I had been on a ankle rolling endeavor to collect the walnuts hidden among the grass in S's front yard and they turned out to come in quite handy for this project. Another one of my churchela comrades collected the end of the season grapes from a neighbors yard. We dug up string and needles and the project commenced. 

We mashed the grapes down in a big pot, bringing it to a boil until the liquid began to thicken. Straining out seeds and skins, we returned the liquid to the pot and put it over low heat until it reduced itself to a near 3rd of what it had been. The meantime found us cracking and stringing walnuts (and attempting hazelnuts...no go- they broke and ended up in bellies instead of on strings)  

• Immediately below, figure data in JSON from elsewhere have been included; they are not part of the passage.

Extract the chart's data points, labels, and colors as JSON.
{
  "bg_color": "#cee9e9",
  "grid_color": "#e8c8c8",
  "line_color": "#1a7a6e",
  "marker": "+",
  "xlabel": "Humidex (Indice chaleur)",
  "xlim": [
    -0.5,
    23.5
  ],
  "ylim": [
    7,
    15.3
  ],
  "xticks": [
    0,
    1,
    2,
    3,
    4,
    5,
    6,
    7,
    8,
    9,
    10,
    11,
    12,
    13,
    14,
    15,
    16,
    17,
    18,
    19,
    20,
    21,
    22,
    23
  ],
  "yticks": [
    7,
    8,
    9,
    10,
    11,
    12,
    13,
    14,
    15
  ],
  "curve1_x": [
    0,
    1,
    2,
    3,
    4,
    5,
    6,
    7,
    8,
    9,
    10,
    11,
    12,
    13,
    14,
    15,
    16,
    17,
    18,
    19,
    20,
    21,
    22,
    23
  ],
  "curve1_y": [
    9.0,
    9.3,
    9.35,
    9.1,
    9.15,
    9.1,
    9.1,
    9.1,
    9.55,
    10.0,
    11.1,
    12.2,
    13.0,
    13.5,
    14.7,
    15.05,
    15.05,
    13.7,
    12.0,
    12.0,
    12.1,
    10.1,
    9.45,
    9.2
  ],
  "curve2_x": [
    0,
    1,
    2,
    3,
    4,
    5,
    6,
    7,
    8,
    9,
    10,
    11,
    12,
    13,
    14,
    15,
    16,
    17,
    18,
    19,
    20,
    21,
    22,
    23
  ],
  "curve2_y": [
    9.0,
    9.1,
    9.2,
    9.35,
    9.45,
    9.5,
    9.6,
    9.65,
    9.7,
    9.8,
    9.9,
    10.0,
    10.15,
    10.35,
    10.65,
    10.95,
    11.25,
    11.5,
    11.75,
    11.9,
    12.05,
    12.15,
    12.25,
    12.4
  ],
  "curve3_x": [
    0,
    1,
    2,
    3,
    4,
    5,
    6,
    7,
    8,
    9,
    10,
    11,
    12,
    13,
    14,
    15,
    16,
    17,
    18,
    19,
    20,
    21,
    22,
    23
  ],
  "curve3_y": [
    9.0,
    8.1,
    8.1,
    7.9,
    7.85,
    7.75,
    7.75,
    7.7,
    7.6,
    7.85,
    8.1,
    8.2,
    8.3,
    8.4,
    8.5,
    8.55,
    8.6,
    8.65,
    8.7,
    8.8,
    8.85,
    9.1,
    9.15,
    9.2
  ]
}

When the grape juice was ready, we thickened it ever so slightly more with a handful of flour. The best part then: dipping the strings so they became gooey messes. Finally hanging them to dry for a few days and va-la Churchela. We had four of us working on the project and we figure that we spent somewhere in the realm of four hours to make our ordeal; in reality the project required something like 16 hand hours to make. Probably not something I'd just whip up on a whim but pretty damn cool to see the process through. Our first crack at the time-honored Georgian treat looked not so much like the pictures I pulled up on the internet; we later determined we needed the grape liquid to have reduced even more. Even still, the best part came in the process of making, the wine drinking that paralleled the project and the conversations.

This whole project was brought on by the visit of Ken Albala, a do it yourself food advocate. I picked up his book "the lost art of real cooking" which offers some great recipes that connect the maker back into the process. Albala's Blog covers a whole array of projects and recipes and is more than worth the visit.